When the Selection Committee is allocating presentation or poster slot, the stage of the research will be taken into account.
Key Note Speaker
Tuesday May, 7th
David Bueno i Torrens (Barcelona, 1965) is a doctor in biology and professor of genetics at the University of Barcelona. His professional and academic career has been developed in Barcelona and Oxford, focusing on the genetics of development and neuroscience, and its relationship with human behavior. He teaches several subjects in the field of genetics and has published more than fifty scientific articles in specialized journals. In the field of scientific dissemination, he has published seven books to bring science closer to the public, as well as several textbooks.
Brain and behaviour: to which extent are we responsible for who we are?
The brain is the organ of thought. Its neural networks manage all our behaviours. Its ontogenetic origin, however, is dual. On one hand, its formation and its functioning are conditioned by a number of genes, which make each person more or less prone to any cognitive ability as well as for any behavioural response. On the other hand, the environment also influences how the synaptic conexions are established, which in turn sets the neural networks, whose activity will generate all the behaviours and learning. What is the relative influence of each of these factors? Can we contribute to the construction of our brain? In this keynote we will discuss to which extent we are responsible for being who we are.
Jeffrey Vetter, Ph.D., is a Distinguished Research and Development Staff Member as well as the founding group leader of the Future Technologies Group in the Computer Science and Mathematics Division at Oak Ridge National Laboratory (ORNL). In addition, he holds a joint appointment at the Electrical Engineering and Computer Science Department of the University of Tennessee-Knoxville. Vetter is a Fellow of the IEEE and a Distinguished Scientist Member of the ACM. In 2018, he was awarded the ORNL Director’s Award for Outstanding Individual Accomplishment in Science and Technology. In 2010, as part of an interdisciplinary team from Georgia Tech, NYU, and ORNL, Vetter was awarded the ACM Gordon Bell Prize. In 2015, he served as the SC15 Technical Program Chair (the annual supercomputing conference with nearly 13,000 attendees). His recent books, entitled “Contemporary High Performance Computing: From Petascale toward Exascale (Vols. 1-3),” survey the international landscape of HPC. See his website for more information: https://ft.ornl.gov/~vetter/.
Preparing for Extreme Heterogeneity in High Performance Computing (to download the presentation, please click here)

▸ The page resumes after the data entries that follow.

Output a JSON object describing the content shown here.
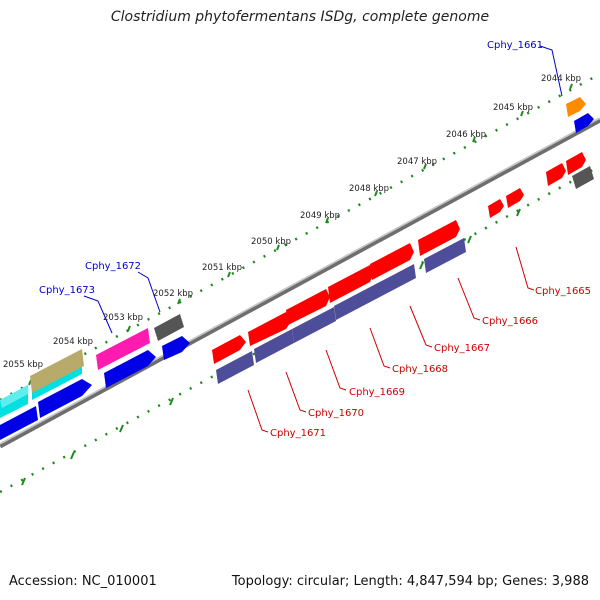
{
  "title": "Clostridium phytofermentans ISDg, complete genome",
  "footer": {
    "accession": "Accession: NC_010001",
    "topology": "Topology: circular; Length: 4,847,594 bp; Genes: 3,988"
  },
  "colors": {
    "tick": "#1e8a1e",
    "backbone": "#909090",
    "forward_gene": "#ff0000",
    "reverse_gene": "#4d4d99",
    "label_forward": "#0000cc",
    "label_reverse": "#cc0000"
  },
  "scale_labels": [
    "2055 kbp",
    "2054 kbp",
    "2053 kbp",
    "2052 kbp",
    "2051 kbp",
    "2050 kbp",
    "2049 kbp",
    "2048 kbp",
    "2047 kbp",
    "2046 kbp",
    "2045 kbp",
    "2044 kbp"
  ],
  "gene_labels": {
    "top": [
      "Cphy_1673",
      "Cphy_1672",
      "Cphy_1661"
    ],
    "bottom": [
      "Cphy_1671",
      "Cphy_1670",
      "Cphy_1669",
      "Cphy_1668",
      "Cphy_1667",
      "Cphy_1666",
      "Cphy_1665"
    ]
  }
}
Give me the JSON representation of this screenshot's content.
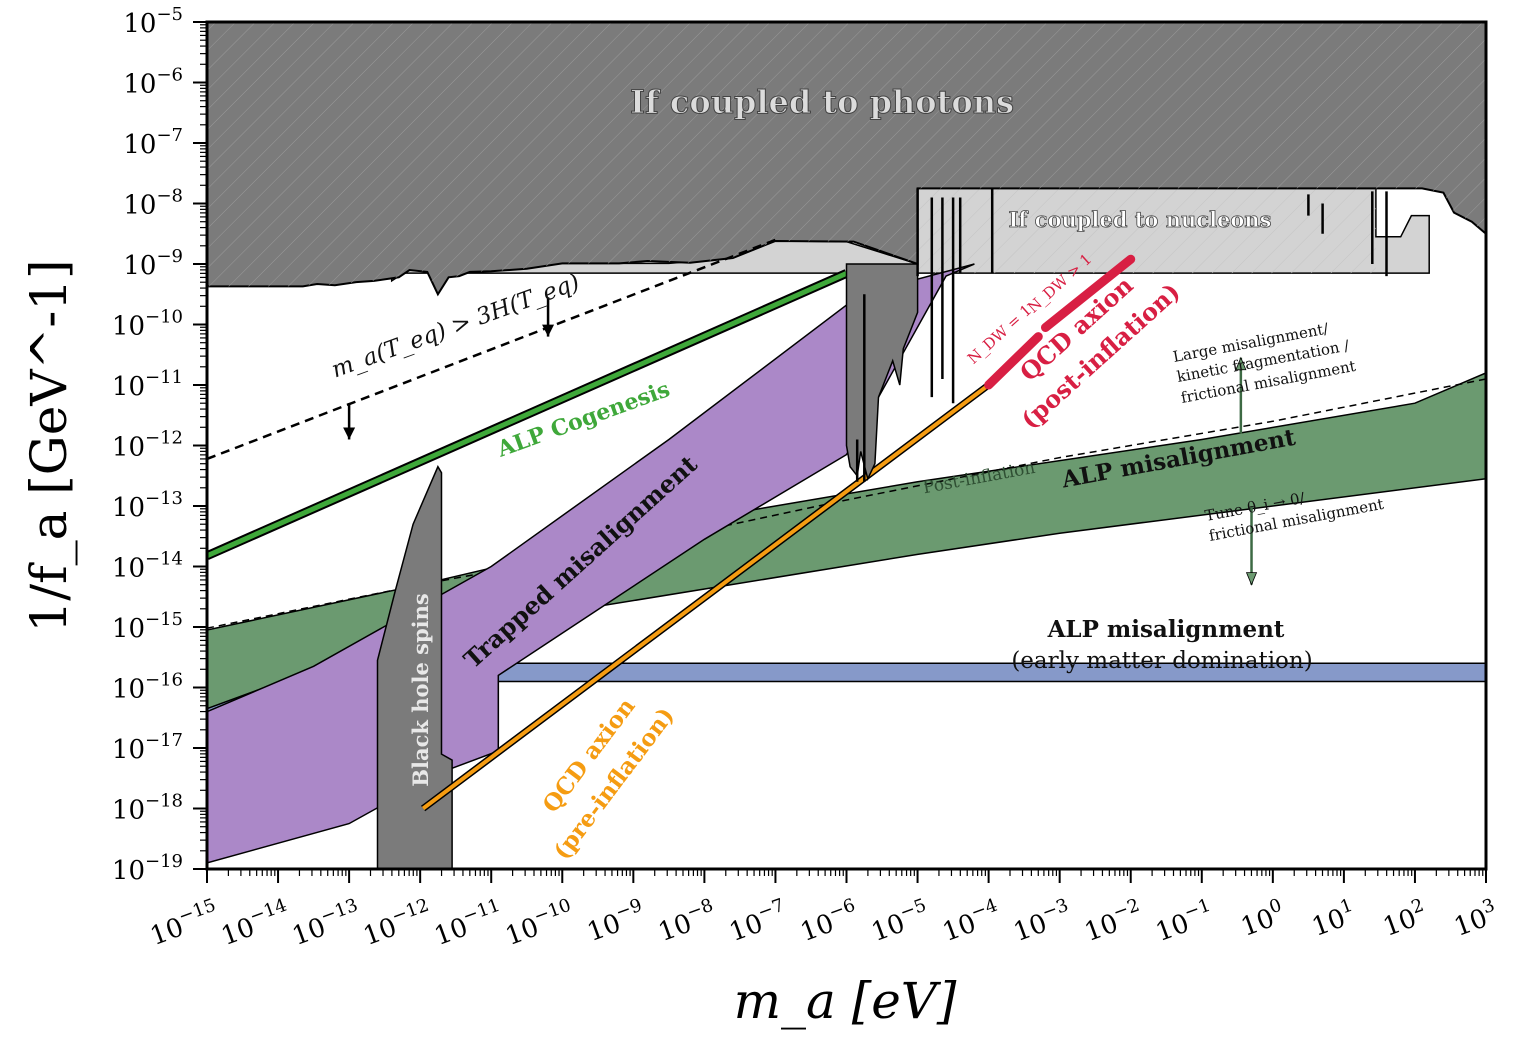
{
  "chart_data": {
    "type": "area",
    "xlabel": "m_a [eV]",
    "ylabel": "1/f_a [GeV^-1]",
    "x_scale": "log",
    "y_scale": "log",
    "xlim": [
      1e-15,
      1000
    ],
    "ylim": [
      1e-19,
      1e-05
    ],
    "grid": false,
    "x_ticks": [
      "10^-15",
      "10^-14",
      "10^-13",
      "10^-12",
      "10^-11",
      "10^-10",
      "10^-9",
      "10^-8",
      "10^-7",
      "10^-6",
      "10^-5",
      "10^-4",
      "10^-3",
      "10^-2",
      "10^-1",
      "10^0",
      "10^1",
      "10^2",
      "10^3"
    ],
    "y_ticks": [
      "10^-19",
      "10^-18",
      "10^-17",
      "10^-16",
      "10^-15",
      "10^-14",
      "10^-13",
      "10^-12",
      "10^-11",
      "10^-10",
      "10^-9",
      "10^-8",
      "10^-7",
      "10^-6",
      "10^-5"
    ],
    "colors": {
      "photons": "#7b7b7b",
      "nucleons": "#d3d3d3",
      "black_hole": "#7b7b7b",
      "cogenesis": "#3fa83a",
      "trapped": "#ab88c8",
      "misalignment": "#6b9a70",
      "emd": "#8699c9",
      "qcd_pre": "#f59c12",
      "qcd_post": "#d81f43"
    },
    "regions": [
      {
        "id": "photons",
        "label": "If coupled to photons"
      },
      {
        "id": "nucleons",
        "label": "If coupled to nucleons"
      },
      {
        "id": "black_hole",
        "label": "Black hole spins"
      },
      {
        "id": "trapped",
        "label": "Trapped misalignment"
      },
      {
        "id": "misalignment",
        "label": "ALP misalignment"
      },
      {
        "id": "emd",
        "label": "ALP misalignment",
        "sublabel": "(early matter domination)"
      }
    ],
    "lines": [
      {
        "id": "cogenesis",
        "label": "ALP Cogenesis",
        "x": [
          1e-15,
          1e-06
        ],
        "y": [
          1.5e-14,
          7e-10
        ]
      },
      {
        "id": "teq",
        "label": "m_a(T_eq) > 3H(T_eq)",
        "x": [
          1e-15,
          1e-07
        ],
        "y": [
          6e-13,
          2.5e-09
        ]
      },
      {
        "id": "qcd_pre",
        "label": "QCD axion",
        "sublabel": "(pre-inflation)",
        "x": [
          1.1e-12,
          0.0001
        ],
        "y": [
          1e-18,
          1e-11
        ]
      },
      {
        "id": "qcd_post",
        "label": "QCD axion",
        "sublabel": "(post-inflation)",
        "x": [
          0.0001,
          0.01
        ],
        "y": [
          1e-11,
          1.2e-09
        ]
      }
    ],
    "annotations": [
      {
        "id": "ndw1",
        "text": "N_DW = 1"
      },
      {
        "id": "ndw_gt1",
        "text": "N_DW > 1"
      },
      {
        "id": "post_inflation",
        "text": "Post-inflation"
      },
      {
        "id": "large_mis",
        "lines": [
          "Large misalignment/",
          "kinetic fragmentation /",
          "frictional misalignment"
        ]
      },
      {
        "id": "tune",
        "lines": [
          "Tune θ_i → 0/",
          "frictional misalignment"
        ]
      }
    ]
  }
}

While computing technologies have remained relatively stable for nearly two decades, new architectural features, such as heterogeneous cores, deep memory hierarchies, non-volatile memory (NVM), and near-memory processing, have emerged as possible solutions to address the concerns of energy-efficiency and cost. However, we expect this ‘golden age’ of architectural change to lead to extreme heterogeneity and it will have a major impact on software systems and applications. Software will need to be redesigned to exploit these new capabilities and provide some level of performance portability across these diverse architectures. In this talk, I will sample these emerging memory technologies, discuss their architectural and software implications, and describe several new approaches (e.g., domain specific languages, intelligent compilers and introspective runtime systems) to address these challenges.